El punto que más llamó mi atención aquella noche fue la extrañeza de un participante cuando se sorprendió al recordarle que la Eucaristía no es un símbolo. Me parecía curioso que un católico no tuviera claro que las hostias y el vino consagrados por el sacerdote en el momento de la Consagración se convierten en el Cuerpo y la Sangre de Jesucristo, a lo cual se le conoce como el milagro de la Transubstanciación, es decir, cambio de sustancias.

Los símbolos son realidades que hacen referencia a otras. Las formas consagradas no representan a Jesucristo: Son Jesucristo.

Quizás convenga recordar, también, que los fines de la Misa son cuatro: Adoración; acción de gracias; pedir perdón y pedir a Dios todo aquello que necesitamos (Fines Latréutico; Eucarístico; Propiciatorio e Impetratorio).

Lo anterior nos deja bien claro que la Misa no es para el pueblo… la Misa es para Dios.

Cuando se pierden de vista estas idea básicas la Santa Misa se convierte en un simple espectáculo, en una reunión donde lo importante es que los fieles escuchen con agrado lo que dice el sacerdote en la homilía, y mejor si la celebración está acompañada por un buen coro.

Con esta visión, puramente horizontal, es fácil perder la dimensión vertical: la “religación” del hombre con Dios y de Dios con el hombre. Se hace a un lado el misterio milagroso de la renovación de la Última Cena y la muerte de Jesús en el Calvario que se renuevan sobre el altar de forma incruenta.

El peligro es evidente: Los sacerdotes podemos sentir la tentación de pretender ser más exitosos, más “taquilleros”, y para conseguirlo se pueden buscar formas novedosas que resulten más atractivas a la gente y así poder llenar las iglesias.

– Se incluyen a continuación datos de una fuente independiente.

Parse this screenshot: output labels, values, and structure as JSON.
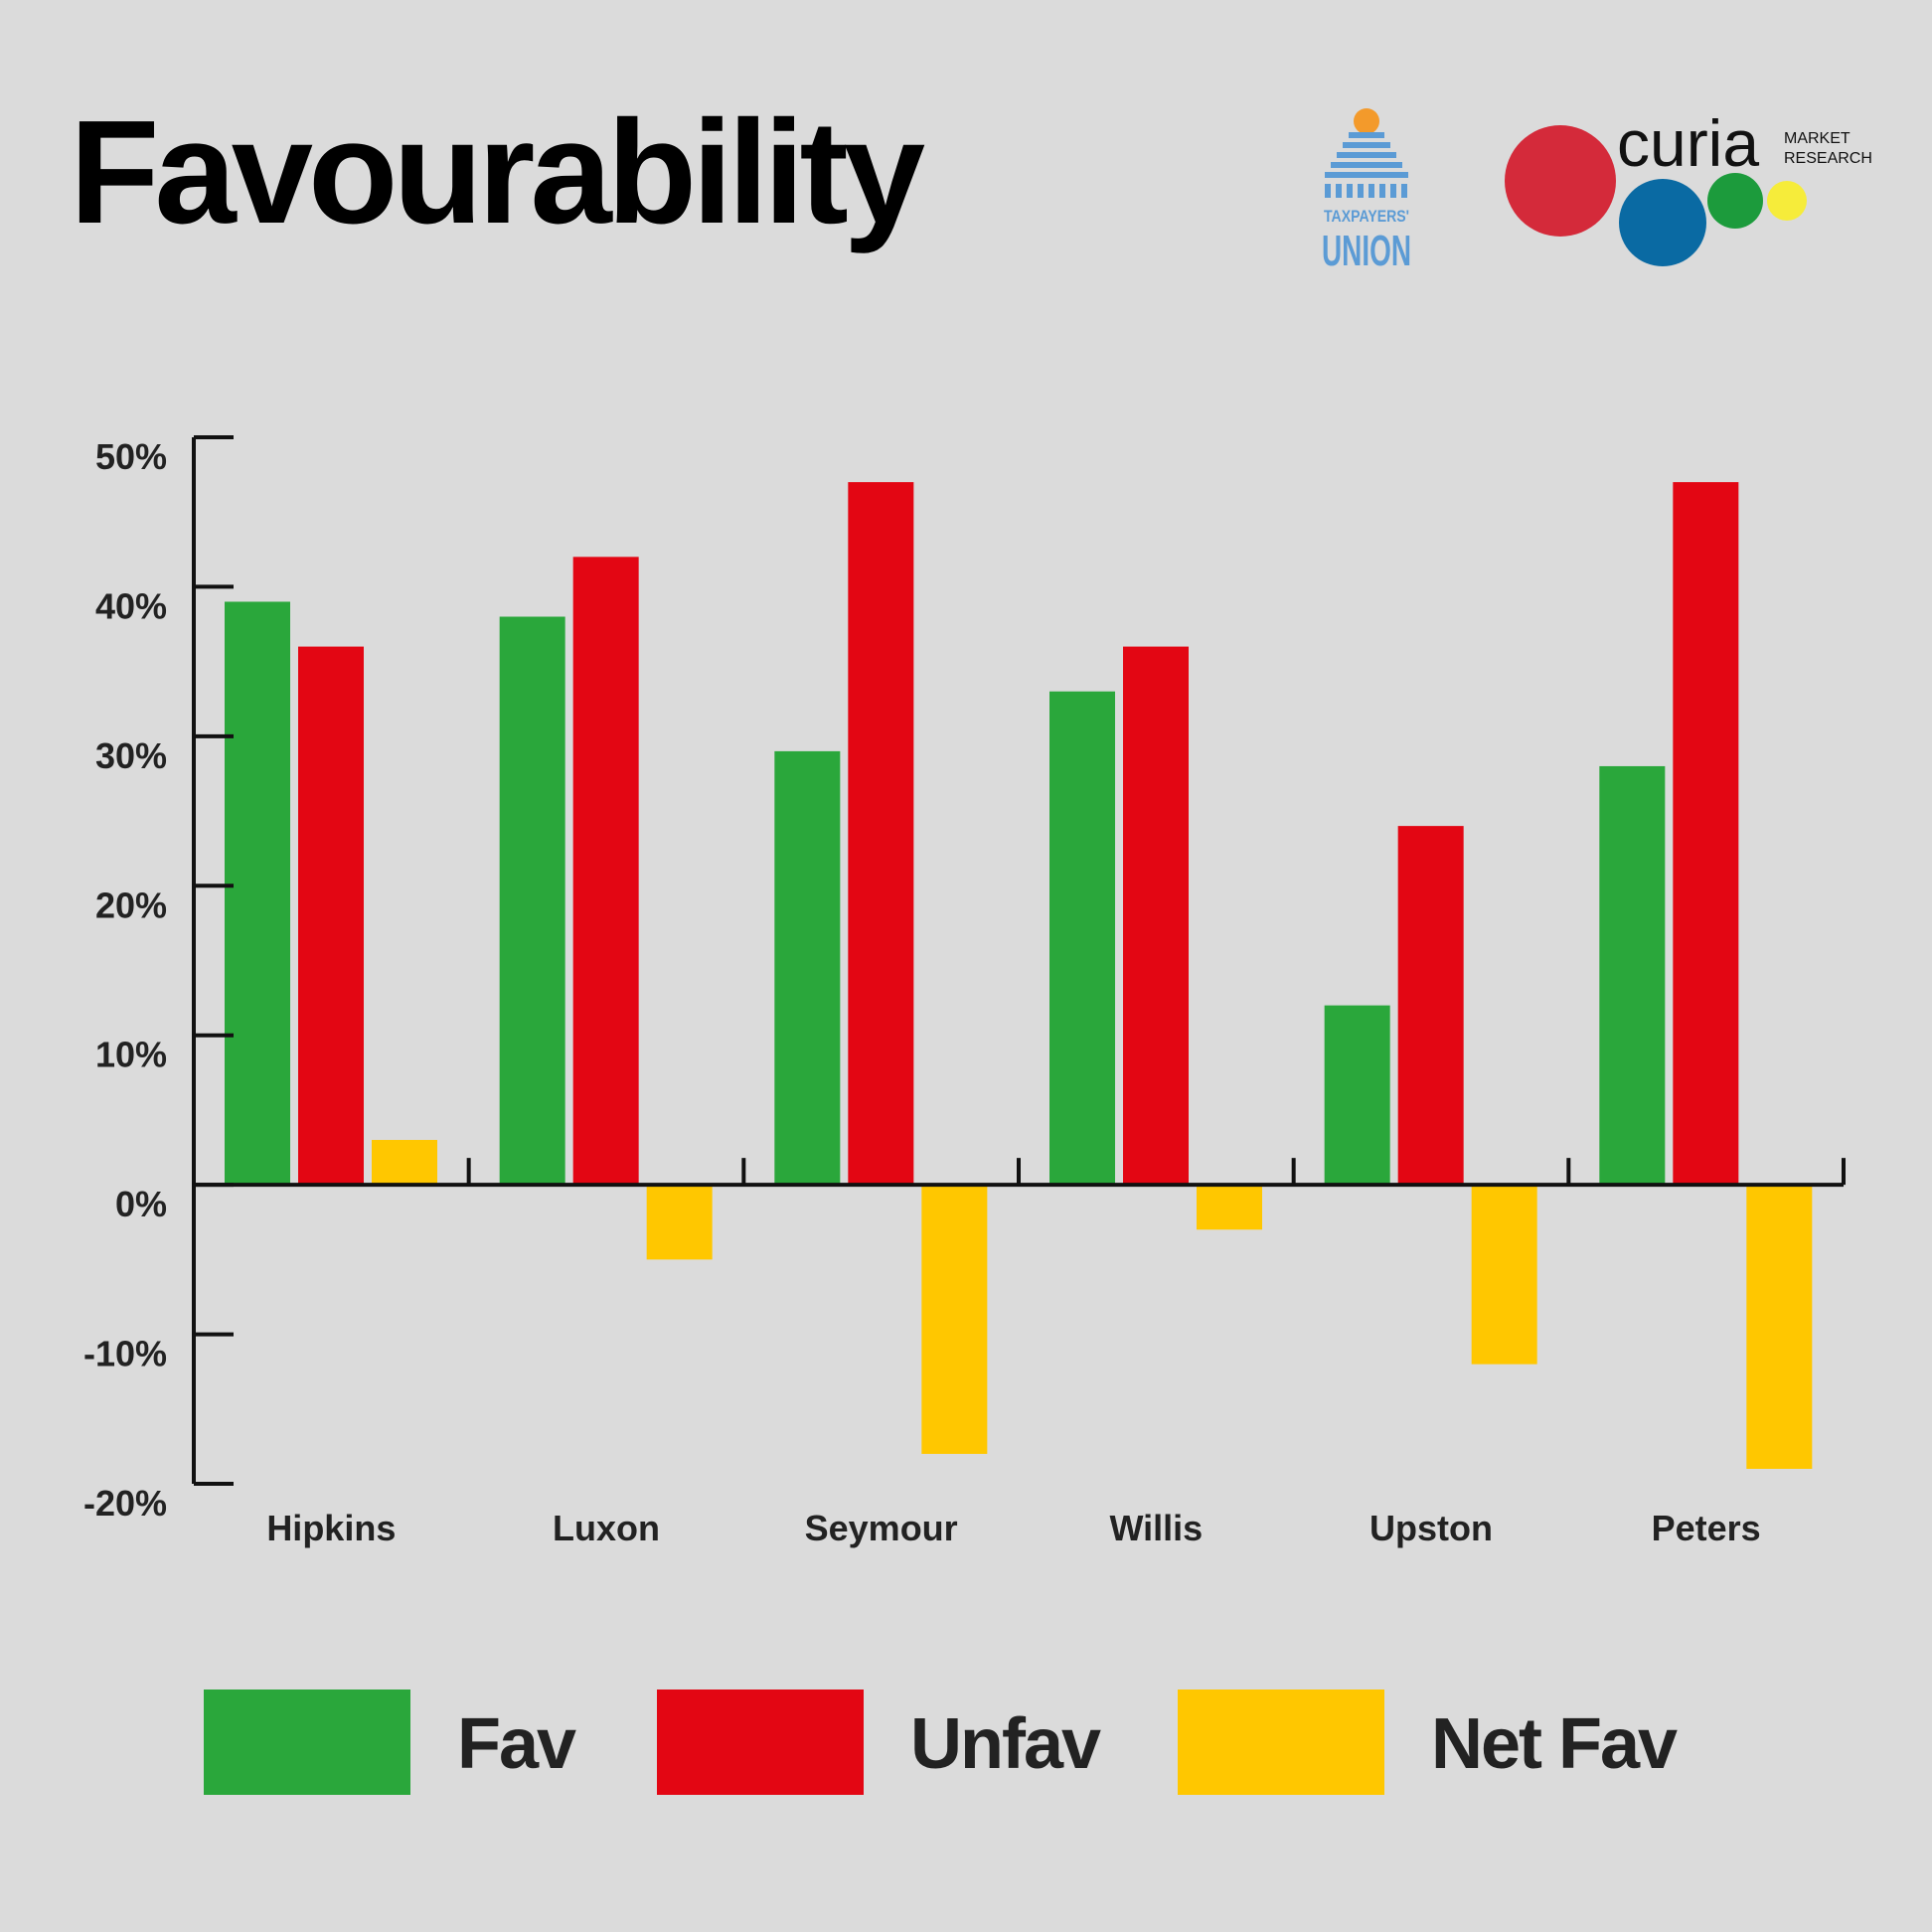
{
  "title": "Favourability",
  "logos": {
    "taxpayers_union": {
      "line1": "TAXPAYERS'",
      "line2": "UNION",
      "color": "#5b9bd5",
      "accent": "#f39a2b"
    },
    "curia": {
      "name": "curia",
      "line1": "MARKET",
      "line2": "RESEARCH",
      "dot_colors": [
        "#d42a3a",
        "#0a6aa3",
        "#1c9b3c",
        "#f6ec3a"
      ]
    }
  },
  "legend": [
    {
      "label": "Fav",
      "color": "#2aa73b"
    },
    {
      "label": "Unfav",
      "color": "#e30613"
    },
    {
      "label": "Net Fav",
      "color": "#ffc700"
    }
  ],
  "chart_data": {
    "type": "bar",
    "categories": [
      "Hipkins",
      "Luxon",
      "Seymour",
      "Willis",
      "Upston",
      "Peters"
    ],
    "series": [
      {
        "name": "Fav",
        "color": "#2aa73b",
        "values": [
          39,
          38,
          29,
          33,
          12,
          28
        ]
      },
      {
        "name": "Unfav",
        "color": "#e30613",
        "values": [
          36,
          42,
          47,
          36,
          24,
          47
        ]
      },
      {
        "name": "Net Fav",
        "color": "#ffc700",
        "values": [
          3,
          -5,
          -18,
          -3,
          -12,
          -19
        ]
      }
    ],
    "ylim": [
      -20,
      50
    ],
    "yticks": [
      -20,
      -10,
      0,
      10,
      20,
      30,
      40,
      50
    ],
    "ytick_labels": [
      "-20%",
      "-10%",
      "0%",
      "10%",
      "20%",
      "30%",
      "40%",
      "50%"
    ],
    "legend_position": "bottom",
    "grid": false
  }
}
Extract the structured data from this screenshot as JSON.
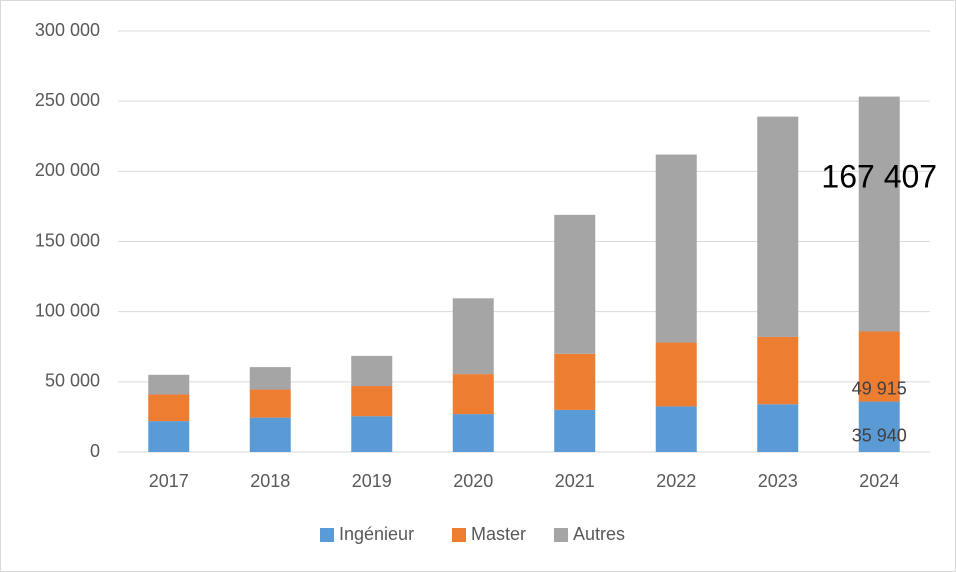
{
  "chart_data": {
    "type": "stacked_bar",
    "categories": [
      "2017",
      "2018",
      "2019",
      "2020",
      "2021",
      "2022",
      "2023",
      "2024"
    ],
    "series": [
      {
        "name": "Ingénieur",
        "color": "#5b9bd5",
        "values": [
          22000,
          24500,
          25500,
          27000,
          30000,
          32500,
          34000,
          35940
        ],
        "value_labels": [
          null,
          null,
          null,
          null,
          null,
          null,
          null,
          "35 940"
        ]
      },
      {
        "name": "Master",
        "color": "#ed7d31",
        "values": [
          19000,
          20000,
          21500,
          28500,
          40000,
          45500,
          48000,
          49915
        ],
        "value_labels": [
          null,
          null,
          null,
          null,
          null,
          null,
          null,
          "49 915"
        ]
      },
      {
        "name": "Autres",
        "color": "#a5a5a5",
        "values": [
          14000,
          16000,
          21500,
          54000,
          99000,
          134000,
          157000,
          167407
        ],
        "value_labels": [
          null,
          null,
          null,
          null,
          null,
          null,
          null,
          "167 407"
        ]
      }
    ],
    "ylim": [
      0,
      300000
    ],
    "yticks": [
      0,
      {
        "value": 50000,
        "label": "50 000"
      },
      {
        "value": 100000,
        "label": "100 000"
      },
      {
        "value": 150000,
        "label": "150 000"
      },
      {
        "value": 200000,
        "label": "200 000"
      },
      {
        "value": 250000,
        "label": "250 000"
      },
      {
        "value": 300000,
        "label": "300 000"
      }
    ],
    "grid": true,
    "legend": "bottom"
  }
}
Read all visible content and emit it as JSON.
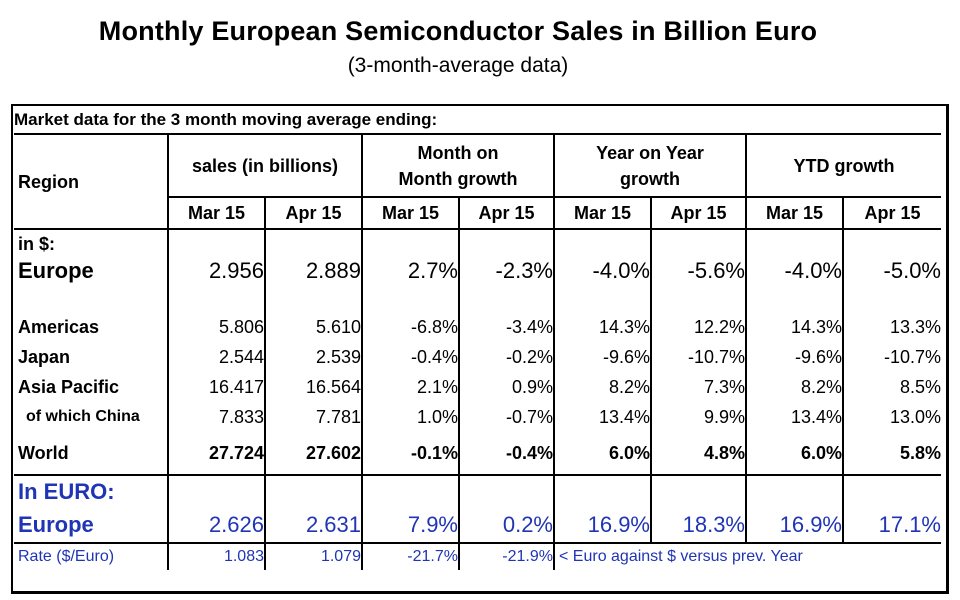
{
  "title": "Monthly European Semiconductor Sales in Billion Euro",
  "subtitle": "(3-month-average data)",
  "market_label": "Market data for the 3 month moving average ending:",
  "header": {
    "region": "Region",
    "sales": "sales (in billions)",
    "mom": "Month on Month growth",
    "yoy": "Year on Year growth",
    "ytd": "YTD growth",
    "months": [
      "Mar 15",
      "Apr 15",
      "Mar 15",
      "Apr 15",
      "Mar 15",
      "Apr 15",
      "Mar 15",
      "Apr 15"
    ]
  },
  "in_dollar_label": "in $:",
  "rows": {
    "europe_usd": {
      "label": "Europe",
      "values": [
        "2.956",
        "2.889",
        "2.7%",
        "-2.3%",
        "-4.0%",
        "-5.6%",
        "-4.0%",
        "-5.0%"
      ]
    },
    "americas": {
      "label": "Americas",
      "values": [
        "5.806",
        "5.610",
        "-6.8%",
        "-3.4%",
        "14.3%",
        "12.2%",
        "14.3%",
        "13.3%"
      ]
    },
    "japan": {
      "label": "Japan",
      "values": [
        "2.544",
        "2.539",
        "-0.4%",
        "-0.2%",
        "-9.6%",
        "-10.7%",
        "-9.6%",
        "-10.7%"
      ]
    },
    "asia_pacific": {
      "label": "Asia Pacific",
      "values": [
        "16.417",
        "16.564",
        "2.1%",
        "0.9%",
        "8.2%",
        "7.3%",
        "8.2%",
        "8.5%"
      ]
    },
    "china": {
      "label": "of which China",
      "values": [
        "7.833",
        "7.781",
        "1.0%",
        "-0.7%",
        "13.4%",
        "9.9%",
        "13.4%",
        "13.0%"
      ]
    },
    "world": {
      "label": "World",
      "values": [
        "27.724",
        "27.602",
        "-0.1%",
        "-0.4%",
        "6.0%",
        "4.8%",
        "6.0%",
        "5.8%"
      ]
    },
    "europe_eur": {
      "label": "Europe",
      "values": [
        "2.626",
        "2.631",
        "7.9%",
        "0.2%",
        "16.9%",
        "18.3%",
        "16.9%",
        "17.1%"
      ]
    },
    "rate": {
      "label": "Rate ($/Euro)",
      "values": [
        "1.083",
        "1.079",
        "-21.7%",
        "-21.9%"
      ],
      "note": "< Euro against $ versus prev. Year"
    }
  },
  "in_euro_label": "In EURO:",
  "colors": {
    "blue_text": "#1f35b5",
    "border": "#000000"
  }
}
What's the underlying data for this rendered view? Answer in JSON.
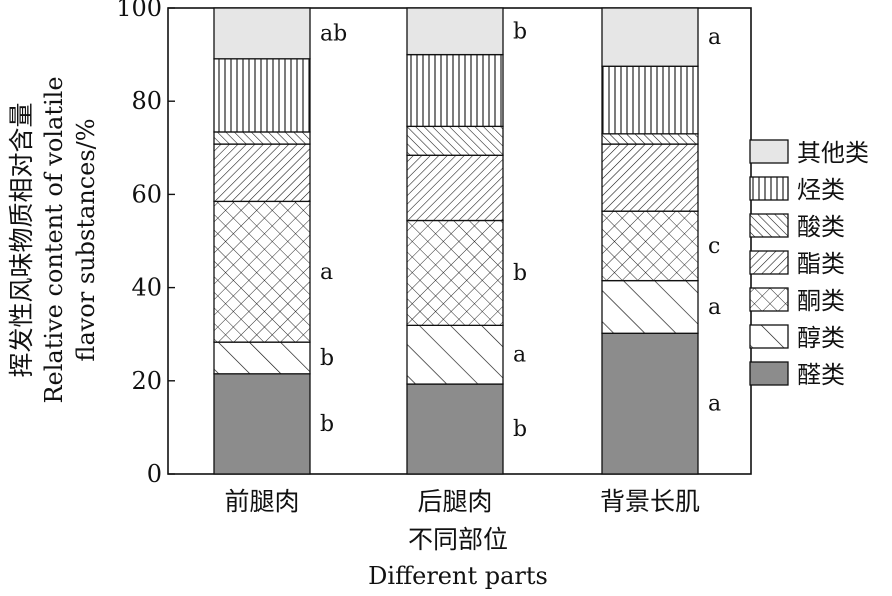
{
  "chart_data": {
    "type": "bar",
    "stacked": true,
    "categories": [
      "前腿肉",
      "后腿肉",
      "背景长肌"
    ],
    "xlabel_cn": "不同部位",
    "xlabel_en": "Different parts",
    "ylabel_cn": "挥发性风味物质相对含量",
    "ylabel_en": [
      "Relative content of volatile",
      "flavor substances/%"
    ],
    "ylim": [
      0,
      100
    ],
    "yticks": [
      0,
      20,
      40,
      60,
      80,
      100
    ],
    "series": [
      {
        "name": "醛类",
        "values": [
          21.5,
          19.3,
          30.2
        ],
        "pattern": "solid",
        "color": "#8c8c8c",
        "sig": [
          "b",
          "b",
          "a"
        ]
      },
      {
        "name": "醇类",
        "values": [
          6.8,
          12.6,
          11.3
        ],
        "pattern": "wide-diagonal",
        "sig": [
          "b",
          "a",
          "a"
        ]
      },
      {
        "name": "酮类",
        "values": [
          30.2,
          22.5,
          14.9
        ],
        "pattern": "crosshatch",
        "sig": [
          "a",
          "b",
          "c"
        ]
      },
      {
        "name": "酯类",
        "values": [
          12.3,
          14.0,
          14.4
        ],
        "pattern": "backslash",
        "sig": [
          "",
          "",
          ""
        ]
      },
      {
        "name": "酸类",
        "values": [
          2.6,
          6.2,
          2.2
        ],
        "pattern": "diagonal",
        "sig": [
          "",
          "",
          ""
        ]
      },
      {
        "name": "烃类",
        "values": [
          15.7,
          15.4,
          14.5
        ],
        "pattern": "vertical",
        "sig": [
          "",
          "",
          ""
        ]
      },
      {
        "name": "其他类",
        "values": [
          10.9,
          10.0,
          12.5
        ],
        "pattern": "light",
        "color": "#e6e6e6",
        "sig": [
          "ab",
          "b",
          "a"
        ]
      }
    ],
    "legend_position": "right",
    "grid": false
  }
}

La misión del sacerdote es, pues, celebrar con dignidad y con unción, sin confundir la liturgia con el “show”, preparando, además, el sermón para poder predicar la Palabra de Dios con claridad en bien de las almas.

Es interesante observar que los ornamentos para la celebración no se ajustan al cuerpo de los sacerdotes. La casulla –que recubre al celebrante- tiene una forma determinada con la que pareciera tratar de hacer desaparecer al padre zutano o perengano, para resaltar que todos, sin distinción, son el mismo Jesucristo.